En revanche, l’assistante maternelle qui prend des congés ou un arrêt maladie sera remplacée de manière classique, sans que n’intervienne la délégation d’accueil. Une souplesse que n’accordent pas les PMI de tous les départements, dont les recommandations ne sont pas homogènes sur la question. Pratiques que le grand chantier d’harmonisation des pratiques de PMI lancé par la DGCS fin 2025 pourra peut-être faire évoluer…
Un nouveau dynamisme pour la crèche familiale
Avec l’ouverture de cette nouvelle structure expérimentale, la Communauté Urbaine d’Alençon cherche un nouveau dynamisme pour l’accueil individuel de son territoire et pour la crèche familiale. Les assistantes maternelles à domicile ont été associées de près à la création de l’UFAC et à la définition de son projet d’établissement. Elles continueront à profiter des matinées d’éveil à la crèche familiale et vont pouvoir retrouver les nouvelles assistantes maternelles de l’UFAC à ces occasions pour une convergence de pratiques.

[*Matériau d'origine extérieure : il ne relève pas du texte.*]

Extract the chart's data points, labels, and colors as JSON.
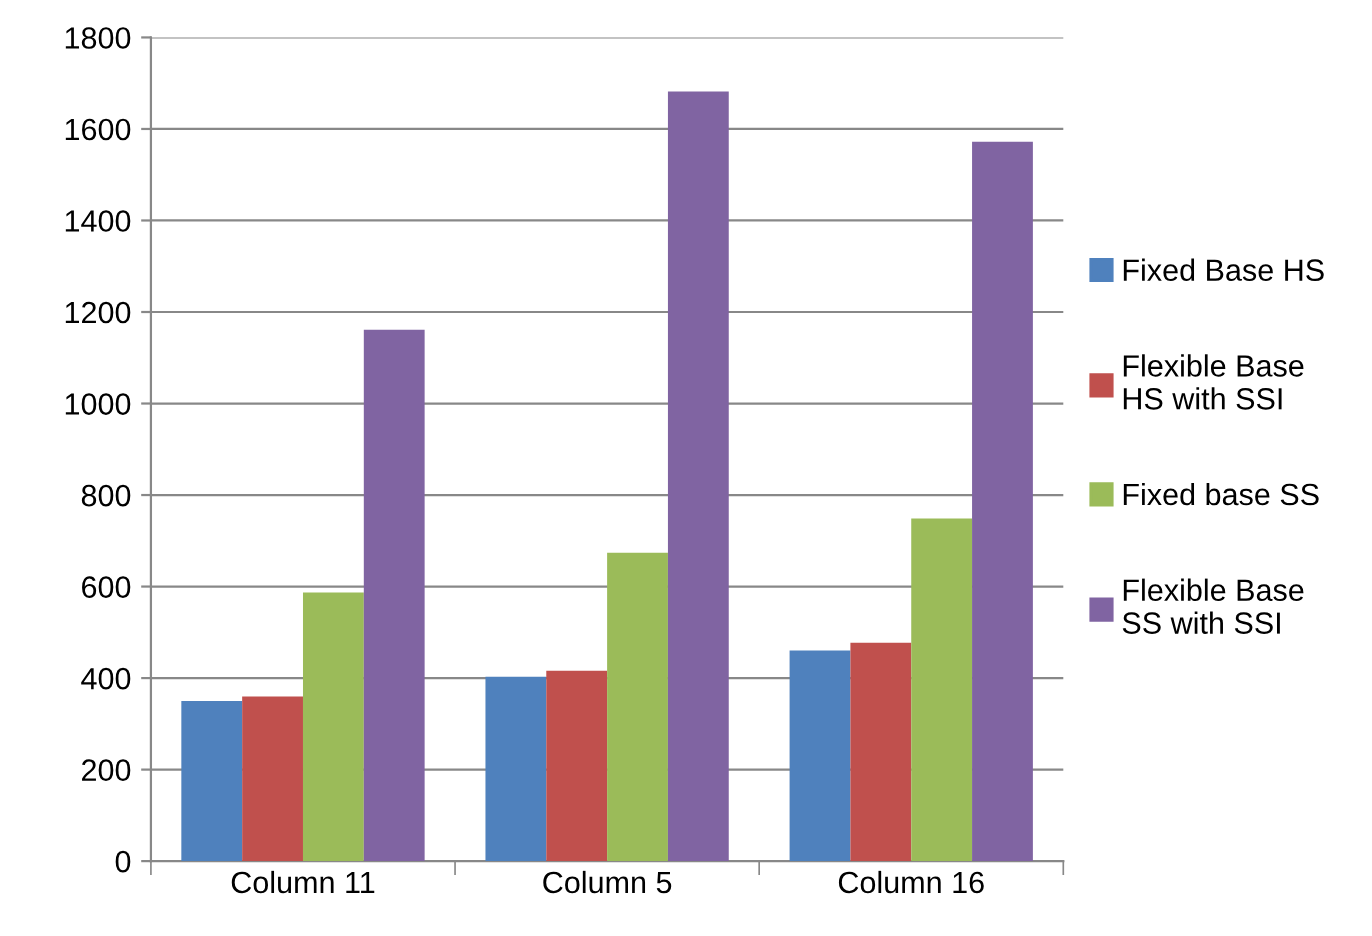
{
  "chart_data": {
    "type": "bar",
    "categories": [
      "Column 11",
      "Column 5",
      "Column 16"
    ],
    "series": [
      {
        "name": "Fixed Base HS",
        "color": "#4f81bd",
        "values": [
          350,
          403,
          460
        ]
      },
      {
        "name": "Flexible Base HS with SSI",
        "color": "#c0504d",
        "values": [
          360,
          416,
          477
        ]
      },
      {
        "name": "Fixed base SS",
        "color": "#9bbb59",
        "values": [
          587,
          674,
          749
        ]
      },
      {
        "name": "Flexible Base SS with SSI",
        "color": "#8064a2",
        "values": [
          1161,
          1682,
          1572
        ]
      }
    ],
    "ylim": [
      0,
      1800
    ],
    "yticks": [
      0,
      200,
      400,
      600,
      800,
      1000,
      1200,
      1400,
      1600,
      1800
    ],
    "grid": "y",
    "legend": "right"
  }
}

Il est également prévu que le projet d’établissement soit retravaillé avec les nouvelles assistantes maternelles de l’UFAC, notamment sur les volets conditions d’accueil et projet éducatif, afin qu’il puisse y avoir « un travail partagé avec l’ensemble des assistantes maternelles sur les valeurs qu’elles partagent, le sens qu’elles donnent à leur pratique, la façon dont elles envisagent l’accueil des parents et des enfants… », précise Cécile Buffler.

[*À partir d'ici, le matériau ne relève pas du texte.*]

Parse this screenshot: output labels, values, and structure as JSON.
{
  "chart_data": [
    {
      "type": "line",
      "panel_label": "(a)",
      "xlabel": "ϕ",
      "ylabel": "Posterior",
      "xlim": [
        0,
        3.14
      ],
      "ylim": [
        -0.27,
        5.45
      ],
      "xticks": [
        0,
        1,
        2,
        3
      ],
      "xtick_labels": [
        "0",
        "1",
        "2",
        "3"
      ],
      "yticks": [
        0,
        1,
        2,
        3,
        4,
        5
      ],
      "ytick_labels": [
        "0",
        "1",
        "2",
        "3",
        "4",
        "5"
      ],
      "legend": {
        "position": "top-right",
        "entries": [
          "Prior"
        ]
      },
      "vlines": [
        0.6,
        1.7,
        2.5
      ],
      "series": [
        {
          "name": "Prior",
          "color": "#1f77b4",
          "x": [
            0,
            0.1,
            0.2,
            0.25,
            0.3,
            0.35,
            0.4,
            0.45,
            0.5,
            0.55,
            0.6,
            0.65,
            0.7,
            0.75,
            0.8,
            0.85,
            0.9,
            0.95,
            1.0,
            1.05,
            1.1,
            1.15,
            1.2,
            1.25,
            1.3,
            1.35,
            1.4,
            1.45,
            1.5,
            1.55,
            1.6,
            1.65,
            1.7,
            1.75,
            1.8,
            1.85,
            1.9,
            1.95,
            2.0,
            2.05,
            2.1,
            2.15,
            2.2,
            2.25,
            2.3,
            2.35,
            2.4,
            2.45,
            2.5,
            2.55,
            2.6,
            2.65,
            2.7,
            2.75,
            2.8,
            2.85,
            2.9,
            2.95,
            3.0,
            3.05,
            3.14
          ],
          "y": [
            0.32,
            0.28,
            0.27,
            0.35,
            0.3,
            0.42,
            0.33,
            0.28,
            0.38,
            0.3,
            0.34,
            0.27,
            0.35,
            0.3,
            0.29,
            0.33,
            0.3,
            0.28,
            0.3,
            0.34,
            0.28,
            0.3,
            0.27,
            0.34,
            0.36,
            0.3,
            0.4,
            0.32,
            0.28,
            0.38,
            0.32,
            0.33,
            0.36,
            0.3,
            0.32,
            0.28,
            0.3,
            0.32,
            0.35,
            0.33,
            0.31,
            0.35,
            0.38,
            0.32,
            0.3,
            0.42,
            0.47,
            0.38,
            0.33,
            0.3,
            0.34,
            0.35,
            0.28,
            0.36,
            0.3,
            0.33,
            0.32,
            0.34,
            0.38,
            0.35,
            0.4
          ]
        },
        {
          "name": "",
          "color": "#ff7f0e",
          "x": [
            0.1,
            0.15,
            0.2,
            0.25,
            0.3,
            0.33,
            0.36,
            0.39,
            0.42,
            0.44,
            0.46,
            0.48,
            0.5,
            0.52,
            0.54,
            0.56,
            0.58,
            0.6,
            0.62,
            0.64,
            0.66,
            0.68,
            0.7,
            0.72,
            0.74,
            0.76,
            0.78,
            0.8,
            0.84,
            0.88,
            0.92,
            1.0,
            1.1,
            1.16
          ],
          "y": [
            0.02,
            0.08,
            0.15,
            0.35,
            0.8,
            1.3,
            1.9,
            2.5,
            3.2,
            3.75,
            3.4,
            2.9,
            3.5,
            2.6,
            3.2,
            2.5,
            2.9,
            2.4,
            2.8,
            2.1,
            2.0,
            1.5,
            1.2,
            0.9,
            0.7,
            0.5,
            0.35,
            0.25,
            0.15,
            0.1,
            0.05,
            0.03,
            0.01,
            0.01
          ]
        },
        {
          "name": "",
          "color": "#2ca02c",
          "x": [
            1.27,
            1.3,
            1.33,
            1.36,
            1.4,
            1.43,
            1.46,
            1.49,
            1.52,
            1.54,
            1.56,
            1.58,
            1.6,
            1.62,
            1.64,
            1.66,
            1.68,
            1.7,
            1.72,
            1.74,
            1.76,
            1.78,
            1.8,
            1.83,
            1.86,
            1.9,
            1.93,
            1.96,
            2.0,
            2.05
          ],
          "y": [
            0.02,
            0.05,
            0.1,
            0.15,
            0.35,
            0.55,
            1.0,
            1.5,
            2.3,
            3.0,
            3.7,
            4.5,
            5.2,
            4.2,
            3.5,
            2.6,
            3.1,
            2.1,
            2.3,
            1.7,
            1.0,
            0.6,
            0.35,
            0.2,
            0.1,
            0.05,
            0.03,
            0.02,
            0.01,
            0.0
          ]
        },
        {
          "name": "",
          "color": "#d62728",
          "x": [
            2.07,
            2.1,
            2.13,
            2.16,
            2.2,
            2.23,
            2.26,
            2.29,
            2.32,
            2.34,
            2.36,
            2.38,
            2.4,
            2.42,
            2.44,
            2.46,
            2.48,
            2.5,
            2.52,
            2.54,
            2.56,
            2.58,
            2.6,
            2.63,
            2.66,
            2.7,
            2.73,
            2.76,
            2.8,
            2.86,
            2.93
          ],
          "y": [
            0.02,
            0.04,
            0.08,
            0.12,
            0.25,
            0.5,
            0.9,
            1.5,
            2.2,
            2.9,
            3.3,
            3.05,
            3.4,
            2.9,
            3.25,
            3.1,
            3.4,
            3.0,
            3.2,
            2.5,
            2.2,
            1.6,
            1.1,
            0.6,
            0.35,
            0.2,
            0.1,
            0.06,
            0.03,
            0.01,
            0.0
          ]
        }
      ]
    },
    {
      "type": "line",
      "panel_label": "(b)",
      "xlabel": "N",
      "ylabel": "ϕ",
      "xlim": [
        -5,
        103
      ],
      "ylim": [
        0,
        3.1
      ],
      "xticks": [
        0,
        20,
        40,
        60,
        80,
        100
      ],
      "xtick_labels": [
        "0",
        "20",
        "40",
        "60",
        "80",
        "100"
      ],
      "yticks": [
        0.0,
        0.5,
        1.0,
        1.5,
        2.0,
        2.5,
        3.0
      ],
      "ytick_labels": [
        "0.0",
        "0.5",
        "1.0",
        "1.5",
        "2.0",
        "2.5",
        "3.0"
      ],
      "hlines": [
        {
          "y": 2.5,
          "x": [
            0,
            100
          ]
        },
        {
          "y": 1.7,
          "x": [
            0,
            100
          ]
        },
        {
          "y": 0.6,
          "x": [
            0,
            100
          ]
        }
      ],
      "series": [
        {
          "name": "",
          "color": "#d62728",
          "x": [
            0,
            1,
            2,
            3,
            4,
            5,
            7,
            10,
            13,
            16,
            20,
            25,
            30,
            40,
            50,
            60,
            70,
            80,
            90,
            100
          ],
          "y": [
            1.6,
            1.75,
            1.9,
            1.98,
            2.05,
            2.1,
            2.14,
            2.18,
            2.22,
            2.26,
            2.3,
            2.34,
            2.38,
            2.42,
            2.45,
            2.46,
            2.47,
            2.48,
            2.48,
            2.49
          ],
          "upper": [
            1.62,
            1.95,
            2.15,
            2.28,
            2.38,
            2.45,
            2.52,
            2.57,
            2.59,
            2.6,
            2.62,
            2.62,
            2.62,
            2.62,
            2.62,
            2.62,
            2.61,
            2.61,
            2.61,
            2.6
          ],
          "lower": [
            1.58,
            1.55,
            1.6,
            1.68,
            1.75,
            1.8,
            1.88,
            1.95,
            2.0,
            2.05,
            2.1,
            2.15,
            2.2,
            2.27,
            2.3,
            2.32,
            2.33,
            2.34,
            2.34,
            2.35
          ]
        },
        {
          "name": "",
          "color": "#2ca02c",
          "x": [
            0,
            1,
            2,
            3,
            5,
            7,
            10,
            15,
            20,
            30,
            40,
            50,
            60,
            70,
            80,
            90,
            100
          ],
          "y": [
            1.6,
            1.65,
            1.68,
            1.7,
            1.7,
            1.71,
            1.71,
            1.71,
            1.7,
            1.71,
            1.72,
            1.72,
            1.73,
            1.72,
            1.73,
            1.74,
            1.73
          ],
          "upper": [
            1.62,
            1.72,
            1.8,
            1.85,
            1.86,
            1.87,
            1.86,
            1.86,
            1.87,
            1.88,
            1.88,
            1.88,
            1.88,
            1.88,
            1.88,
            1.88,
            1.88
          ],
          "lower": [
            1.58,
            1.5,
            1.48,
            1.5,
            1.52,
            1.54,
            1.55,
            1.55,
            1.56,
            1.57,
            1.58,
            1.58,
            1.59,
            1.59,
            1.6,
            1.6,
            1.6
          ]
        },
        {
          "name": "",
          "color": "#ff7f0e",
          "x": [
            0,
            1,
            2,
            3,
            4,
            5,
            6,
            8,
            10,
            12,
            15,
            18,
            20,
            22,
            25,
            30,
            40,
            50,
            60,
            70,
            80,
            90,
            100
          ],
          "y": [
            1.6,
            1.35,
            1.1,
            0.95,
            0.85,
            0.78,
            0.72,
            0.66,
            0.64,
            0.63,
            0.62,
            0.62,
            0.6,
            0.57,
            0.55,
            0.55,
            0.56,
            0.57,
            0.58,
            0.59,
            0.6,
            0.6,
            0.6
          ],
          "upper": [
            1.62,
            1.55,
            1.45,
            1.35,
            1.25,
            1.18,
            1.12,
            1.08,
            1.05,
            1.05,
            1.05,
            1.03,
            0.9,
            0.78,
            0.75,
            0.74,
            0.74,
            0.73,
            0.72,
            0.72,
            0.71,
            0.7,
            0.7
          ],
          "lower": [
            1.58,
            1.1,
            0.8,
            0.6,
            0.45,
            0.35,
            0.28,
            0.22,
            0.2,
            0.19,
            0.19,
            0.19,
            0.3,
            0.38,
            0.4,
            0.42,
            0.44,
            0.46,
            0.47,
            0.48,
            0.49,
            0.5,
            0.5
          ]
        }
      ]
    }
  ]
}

Accompagnement proximal et cadre rassurant
Pour Cécile Buffler, il y a également « la volonté d’aller chercher une plus grande qualité d’accueil » dans l’accueil individuel. En étant intégrée au sein de la crèche familiale, l’UFAC assurera à ses assistantes maternelles indépendance et proximité soutenante avec leur direction. « Les professionnelles qui postulent pour l’UFAC recherchent cette proximité d’une direction et la possibilité d’exercer dans un cadre, pour l’accompagnement et la médiation qu’il promet entre collègues ou avec les familles », souligne Cécile Buffler. Un critère déterminant pour nombre d’entre elles.
Une Référente santé et accueil inclusif (RSAI) sera également présente, les professionnelles pourront donc bénéficier de séances d’analyse de la pratique en sus de la formation continue.
Un recrutement exigeant et des partenaires attentifs
Ce projet innovant a reçu un accueil favorable et une écoute attentive de la part des professionnelles qui ont postulé en nombre. Cécile Buffler explique que le recrutement s’est effectué en deux temps : s’assurer des connaissances professionnelles puis de la capacité à travailler en équipe, à penser les relations, lors d’un entretien de motivation, assez proche des entretiens menés pour exercer en crèche. Certaines seront peut-être nouvellement agréées.
Les partenaires institutionnels également. « La Caf a été très soutenante dès le départ, note Cécile Buffler. Le projet a été inscrit dans le Schéma départemental des services aux familles (SDSF) ». Comme tout projet expérimental, l’évolution et le fonctionnement de l’UFAC seront suivis de près par un comité de suivi – constitué de la direction de la crèche familiale, de la Caf et de la PMI – qui fera le point à échéances régulières, pendant les trois prochaines années, afin de pouvoir réévaluer et réajuster le projet si besoin.